People are always twisting themselves up in knots about feminism. I’ve lost track of how many times I’ve heard a celebrity say, “I’m not a feminist, I just want to…”
Just want to what?
- Go to school?
- Study whatever subject you like?
- Attend the school of your choice?
- Have a job/career?
- In the field you studied for?
- Keep your name after you marry?
- Keep your job after you marry?
- After you have children?
- Own a business?
- Own property of any kind?
- Vote?
- Drive a car?
- Travel alone?
- Go outside without being harassed?
- Have autonomy over your own body?
- etc. etc. etc.
All the people who claim to not be feminists want some, if not all, of these things. So what I have to say to them is: you are wrong when you say you’re not a feminist. You are a feminist, because that’s what feminism is.
Feminism is the belief that men and women should have equal rights and opportunities.
That is all. And yet, it is everything.
On December 6, 1989, a man killed fourteen women at Ecole Polytechnique in Montreal. He killed them because they were women studying engineering.
On December 6, 1989, I was an undergrad, a biology major. I wasn’t an engineer, but I was studying sciences. The fourteen who were killed were my age or just a little older. They were, essentially, my peers. This could have happened in one of my classrooms.
People who know me know I’m wary of co-opting other people’s tragedies. Obviously, people who were there that day, people who knew the fourteen women, have been far more deeply affected by this event than I can even imagine. But it did have one profound, lasting impact on me.
I have never wavered on the subject of feminism.
I am a feminist because I believe women and men should have equal rights and opportunities.
Geneviève, Hélène, Nathalie, Barbara, Anne-Marie, Maud, Maryse, Maryse, Anne-Marie, Sonia, Michèle, Annie, Annie, and Barbara had the same right as any man to go to school, to study engineering or nursing or to work at the university. Their choices should have been unremarkable. They should not have made them targets for murder.

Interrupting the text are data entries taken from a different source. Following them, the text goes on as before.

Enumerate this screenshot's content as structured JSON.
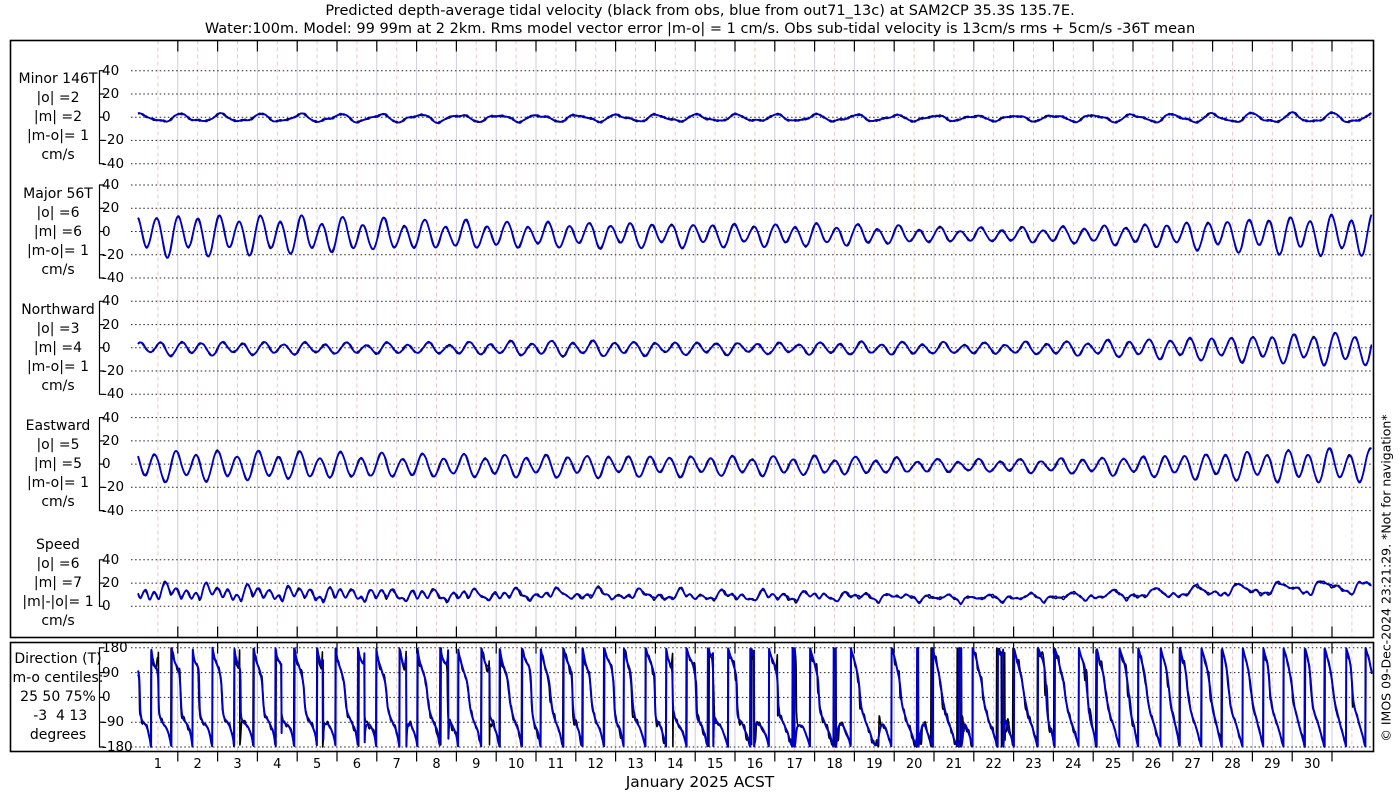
{
  "title": {
    "line1": "Predicted depth-average tidal velocity (black from obs, blue from out71_13c) at SAM2CP 35.3S 135.7E.",
    "line2": "Water:100m. Model: 99 99m at 2 2km. Rms model vector error |m-o| = 1 cm/s. Obs sub-tidal velocity is 13cm/s rms + 5cm/s -36T mean"
  },
  "watermark": "© IMOS 09-Dec-2024 23:21:29. *Not for navigation*",
  "x_axis": {
    "label": "January 2025 ACST",
    "day_labels": [
      "1",
      "2",
      "3",
      "4",
      "5",
      "6",
      "7",
      "8",
      "9",
      "10",
      "11",
      "12",
      "13",
      "14",
      "15",
      "16",
      "17",
      "18",
      "19",
      "20",
      "21",
      "22",
      "23",
      "24",
      "25",
      "26",
      "27",
      "28",
      "29",
      "30"
    ],
    "days_total": 31
  },
  "chart_data": {
    "type": "line",
    "title": "Predicted depth-average tidal velocity at SAM2CP",
    "x": {
      "axis_label": "January 2025 ACST",
      "start_day": 0,
      "end_day": 31
    },
    "period_semidiurnal_hours": 12.42,
    "period_diurnal_hours": 23.93,
    "colors": {
      "model": "#0000cc",
      "obs": "#000000",
      "grid_day": "#ccccdd",
      "grid_halfday": "#eec9c9",
      "grid_dotted": "#222222"
    },
    "legend": [
      {
        "name": "obs",
        "color": "#000000"
      },
      {
        "name": "model out71_13c",
        "color": "#0000cc"
      }
    ],
    "panels": [
      {
        "id": "minor",
        "label_lines": [
          "Minor 146T",
          "|o| =2",
          "|m| =2",
          "|m-o|= 1",
          "cm/s"
        ],
        "yticks": [
          40,
          20,
          0,
          -20,
          -40
        ],
        "units": "cm/s",
        "synth": {
          "kind": "velocity",
          "mean": -0.8,
          "w_semi": 0.35,
          "w_diur": 1.0,
          "ph_semi": 1.4,
          "ph_diur": 1.0,
          "amp_by_day": [
            3,
            3,
            3,
            3,
            3,
            3,
            3,
            3,
            2.6,
            2.6,
            2.6,
            2.6,
            2.6,
            2.6,
            2.6,
            2.6,
            2.6,
            2.6,
            2.4,
            2.2,
            2,
            2,
            2.2,
            2.5,
            2.8,
            3,
            3.2,
            3.4,
            3.6,
            3.6,
            3.6
          ]
        }
      },
      {
        "id": "major",
        "label_lines": [
          "Major 56T",
          "|o| =6",
          "|m| =6",
          "|m-o|= 1",
          "cm/s"
        ],
        "yticks": [
          40,
          20,
          0,
          -20,
          -40
        ],
        "units": "cm/s",
        "synth": {
          "kind": "velocity",
          "mean": -3,
          "w_semi": 1.0,
          "w_diur": 0.3,
          "ph_semi": 2.0,
          "ph_diur": 0.2,
          "amp_by_day": [
            15,
            15,
            14,
            14,
            13,
            12,
            11,
            10,
            10,
            9,
            9,
            9,
            9,
            8.5,
            8.5,
            8,
            8,
            8,
            7,
            6,
            5,
            5,
            5.5,
            6,
            7,
            8,
            10,
            11.5,
            13,
            14,
            15
          ]
        }
      },
      {
        "id": "northward",
        "label_lines": [
          "Northward",
          "|o| =3",
          "|m| =4",
          "|m-o|= 1",
          "cm/s"
        ],
        "yticks": [
          40,
          20,
          0,
          -20,
          -40
        ],
        "units": "cm/s",
        "synth": {
          "kind": "velocity",
          "mean": -0.5,
          "w_semi": 1.0,
          "w_diur": 0.3,
          "ph_semi": 0.9,
          "ph_diur": -0.4,
          "amp_by_day": [
            5,
            5,
            4.5,
            4.5,
            4,
            4,
            4,
            4,
            4.5,
            5,
            5.5,
            5.5,
            5,
            4.5,
            4.5,
            4,
            4,
            4.5,
            4.5,
            4.5,
            4,
            4,
            4.5,
            5,
            6,
            7,
            8,
            9,
            10,
            11,
            12
          ]
        }
      },
      {
        "id": "eastward",
        "label_lines": [
          "Eastward",
          "|o| =5",
          "|m| =5",
          "|m-o|= 1",
          "cm/s"
        ],
        "yticks": [
          40,
          20,
          0,
          -20,
          -40
        ],
        "units": "cm/s",
        "synth": {
          "kind": "velocity",
          "mean": -1.5,
          "w_semi": 1.0,
          "w_diur": 0.3,
          "ph_semi": 2.6,
          "ph_diur": 0.8,
          "amp_by_day": [
            11,
            11,
            10.5,
            10,
            9.5,
            9,
            8.5,
            8,
            8,
            8,
            8,
            8,
            7.5,
            7.5,
            7,
            7,
            7,
            6.5,
            6,
            5,
            4.5,
            4.5,
            5,
            5.5,
            6.5,
            7.5,
            9,
            10,
            11,
            12,
            12
          ]
        }
      },
      {
        "id": "speed",
        "label_lines": [
          "Speed",
          "|o| =6",
          "|m| =7",
          "|m|-|o|= 1",
          "cm/s"
        ],
        "yticks": [
          40,
          20,
          0
        ],
        "units": "cm/s",
        "synth": {
          "kind": "speed",
          "scale": 1.25,
          "offset": 1.4
        }
      },
      {
        "id": "direction",
        "label_lines": [
          "Direction (T)",
          "m-o centiles:",
          "25 50 75%",
          " -3  4 13",
          "degrees"
        ],
        "yticks": [
          180,
          90,
          0,
          -90,
          -180
        ],
        "units": "degrees",
        "synth": {
          "kind": "direction",
          "mean_east": -2.2,
          "mean_north": -2.8
        }
      }
    ]
  }
}
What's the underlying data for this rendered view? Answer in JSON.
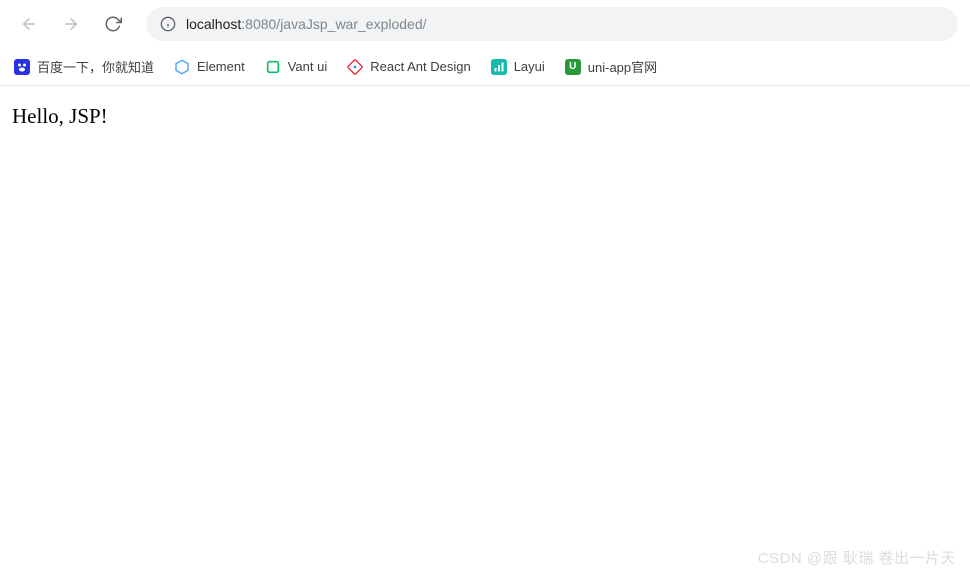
{
  "toolbar": {
    "url_host": "localhost",
    "url_port_path": ":8080/javaJsp_war_exploded/"
  },
  "bookmarks": [
    {
      "label": "百度一下，你就知道",
      "icon": "baidu"
    },
    {
      "label": "Element",
      "icon": "element"
    },
    {
      "label": "Vant ui",
      "icon": "vant"
    },
    {
      "label": "React Ant Design",
      "icon": "react"
    },
    {
      "label": "Layui",
      "icon": "layui"
    },
    {
      "label": "uni-app官网",
      "icon": "uniapp"
    }
  ],
  "page": {
    "heading": "Hello, JSP!"
  },
  "watermark": "CSDN @跟 耿瑞 卷出一片天"
}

While it’s true that most women won’t be murdered for choosing to study engineering or computer science or math or chemistry, most will be ridiculed or harassed (even jailed in some jurisdictions) at some point in their lives for making a choice that would be mundane if a man had made it. The sentiment underpinning the Montreal massacre—the belief that women should not have the same rights and opportunities as men—is still prevalent.

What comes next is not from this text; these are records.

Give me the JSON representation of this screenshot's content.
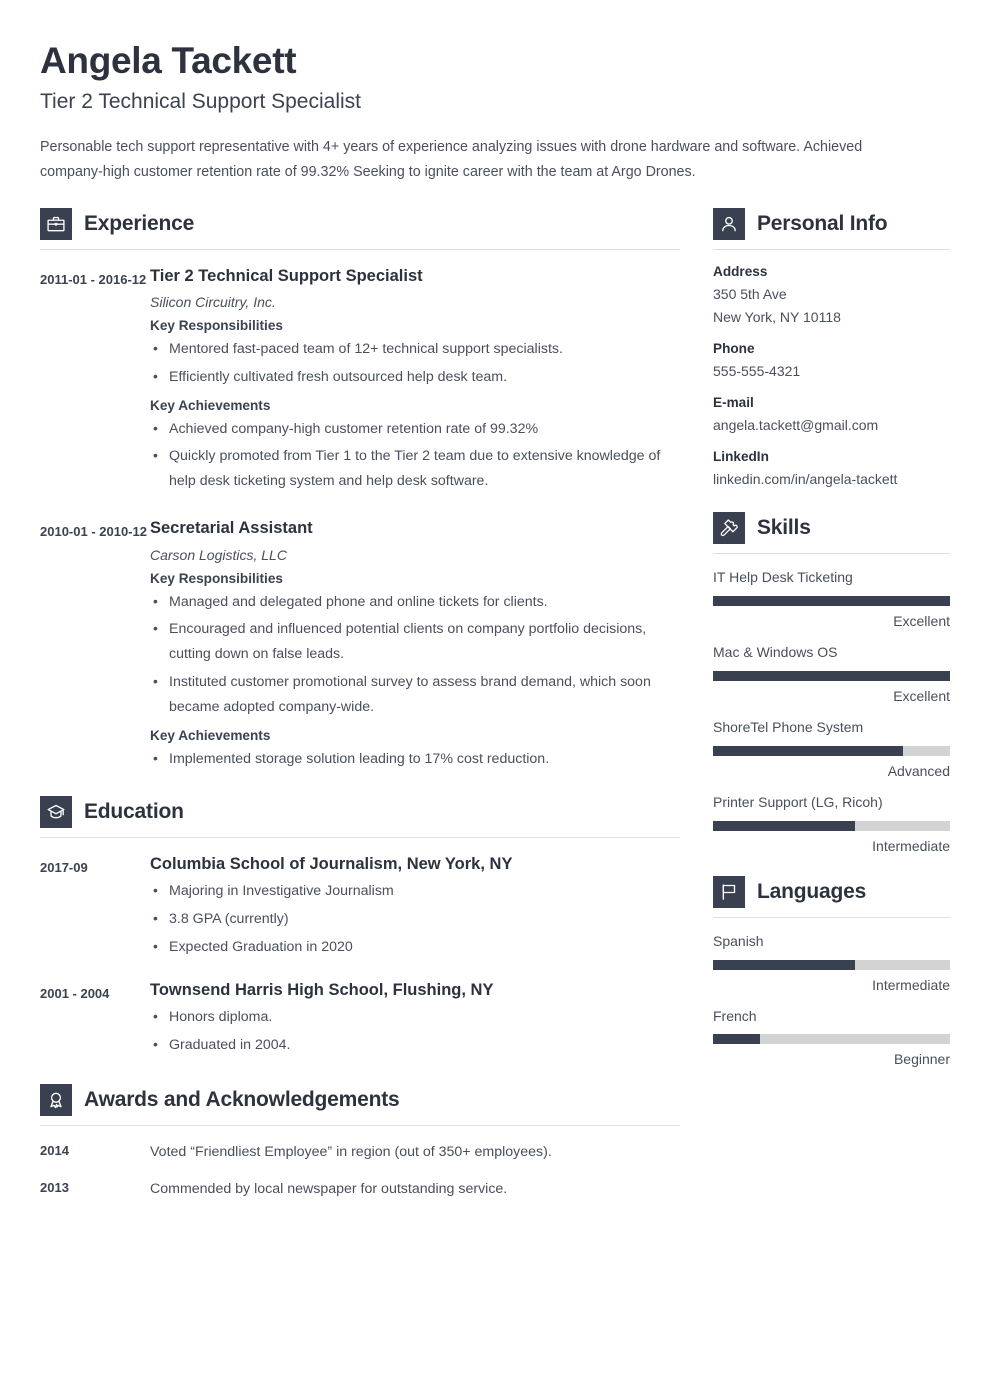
{
  "header": {
    "name": "Angela Tackett",
    "job_title": "Tier 2 Technical Support Specialist",
    "summary": "Personable tech support representative with 4+ years of experience analyzing issues with drone hardware and software. Achieved company-high customer retention rate of 99.32% Seeking to ignite career with the team at Argo Drones."
  },
  "theme": {
    "accent_dark": "#394150",
    "text_dark": "#2d323e",
    "text_body": "#4a4f5c",
    "bar_track": "#d2d3d5",
    "rule": "#dedfe2"
  },
  "sections": {
    "experience": {
      "title": "Experience",
      "icon": "briefcase-icon",
      "entries": [
        {
          "date": "2011-01 - 2016-12",
          "title": "Tier 2 Technical Support Specialist",
          "company": "Silicon Circuitry, Inc.",
          "groups": [
            {
              "label": "Key Responsibilities",
              "items": [
                "Mentored fast-paced team of 12+ technical support specialists.",
                "Efficiently cultivated fresh outsourced help desk team."
              ]
            },
            {
              "label": "Key Achievements",
              "items": [
                "Achieved company-high customer retention rate of 99.32%",
                "Quickly promoted from Tier 1 to the Tier 2 team due to extensive knowledge of help desk ticketing system and help desk software."
              ]
            }
          ]
        },
        {
          "date": "2010-01 - 2010-12",
          "title": "Secretarial Assistant",
          "company": "Carson Logistics, LLC",
          "groups": [
            {
              "label": "Key Responsibilities",
              "items": [
                "Managed and delegated phone and online tickets for clients.",
                "Encouraged and influenced potential clients on company portfolio decisions, cutting down on false leads.",
                "Instituted customer promotional survey to assess brand demand, which soon became adopted company-wide."
              ]
            },
            {
              "label": "Key Achievements",
              "items": [
                "Implemented storage solution leading to 17% cost reduction."
              ]
            }
          ]
        }
      ]
    },
    "education": {
      "title": "Education",
      "icon": "graduation-cap-icon",
      "entries": [
        {
          "date": "2017-09",
          "title": "Columbia School of Journalism, New York, NY",
          "items": [
            "Majoring in Investigative Journalism",
            "3.8 GPA (currently)",
            "Expected Graduation in 2020"
          ]
        },
        {
          "date": "2001 - 2004",
          "title": "Townsend Harris High School, Flushing, NY",
          "items": [
            "Honors diploma.",
            "Graduated in 2004."
          ]
        }
      ]
    },
    "awards": {
      "title": "Awards and Acknowledgements",
      "icon": "award-ribbon-icon",
      "entries": [
        {
          "year": "2014",
          "text": "Voted “Friendliest Employee” in region (out of 350+ employees)."
        },
        {
          "year": "2013",
          "text": "Commended by local newspaper for outstanding service."
        }
      ]
    },
    "personal_info": {
      "title": "Personal Info",
      "icon": "person-icon",
      "fields": [
        {
          "label": "Address",
          "lines": [
            "350 5th Ave",
            "New York, NY 10118"
          ]
        },
        {
          "label": "Phone",
          "lines": [
            "555-555-4321"
          ]
        },
        {
          "label": "E-mail",
          "lines": [
            "angela.tackett@gmail.com"
          ]
        },
        {
          "label": "LinkedIn",
          "lines": [
            "linkedin.com/in/angela-tackett"
          ]
        }
      ]
    },
    "skills": {
      "title": "Skills",
      "icon": "puzzle-piece-icon",
      "items": [
        {
          "name": "IT Help Desk Ticketing",
          "level": "Excellent",
          "percent": 100
        },
        {
          "name": "Mac & Windows OS",
          "level": "Excellent",
          "percent": 100
        },
        {
          "name": "ShoreTel Phone System",
          "level": "Advanced",
          "percent": 80
        },
        {
          "name": "Printer Support (LG, Ricoh)",
          "level": "Intermediate",
          "percent": 60
        }
      ]
    },
    "languages": {
      "title": "Languages",
      "icon": "flag-icon",
      "items": [
        {
          "name": "Spanish",
          "level": "Intermediate",
          "percent": 60
        },
        {
          "name": "French",
          "level": "Beginner",
          "percent": 20
        }
      ]
    }
  }
}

Why is it that people are embarrassed to say they’re feminists when really they should be embarrassed to say they’re not? Because they’ve bought into the rhetoric (“feminists are man-haters”) of those who would like women to return to the place they were a century ago. When you say “I am not a feminist” even though you believe that a woman should have the same rights and opportunities as a man, you are, in effect, supporting a position you don’t actually believe in and, if you are a woman, you’re sabotaging yourself. So stop saying it. You owe it to yourself, you owe it to those who fought for the rights you currently have, you owe it to those for whom you are a role model, and you owe to those who no longer have a voice.
You are a feminist.
Own it.
Agreed with everything you say here, but for one thing that I’ll get to in a minute. When I first started reading this, I had my typical reaction to something about labels. I’m not a feminist because I hate labels. Why can’t we just be people, individuals with beliefs and ideas and thoughts. By the time, I got to the end, I’m proud to say I’m a feminist. I totally agree.
But this statement …”The sentiment underpinning the Montreal massacre—the belief that women should not have the same rights and opportunities as men—is still prevalent.” … I can’t agree with. Yes, maybe there are still pockets of society or the world where this is the case, but I don’t think it remains a generally prevalent sentiment.
I’m glad I changed your mind 🙂 I’m not sure if there’s another word with such a huge disconnect between what it actually means and how people feel about it.
I meant ‘prevalent’ in the sense of being common (not universal) and, yes, I was thinking worldwide. I guess I’ve read too many depressing stories lately. In North America, the issue is obviously more one of substantive (vs. legal) equality. More subtle, not ‘you can’t do X’ but ‘we’re going to make it really hard/unpleasant for you to do X.’ (Example.)
I hate to say it, but I changed my mind. I’m not a feminist. This is the problem with labels like this. They suggest that there is something more important about this group than other deprived groups. Rather than saying that I’m a feminist, I prefer to think I’m an equalist — one who favors equal opportunity for all. One who prefers that opportunity is available regardless of color, gender, creed, etc.
Well, like I said, you can deny it but that doesn’t mean it isn’t true (I’d insert a devil banana here if I had one).
“They suggest that there is something more important about this group than other deprived groups.”
There’s no suggestion of that at all inherent in the definition. Supporting or identifying with one group or cause doesn’t limit your capacity to support or identify with others, and imo, the best feminism is intersectional feminism.
Yes, where’s a devil banana when you need one?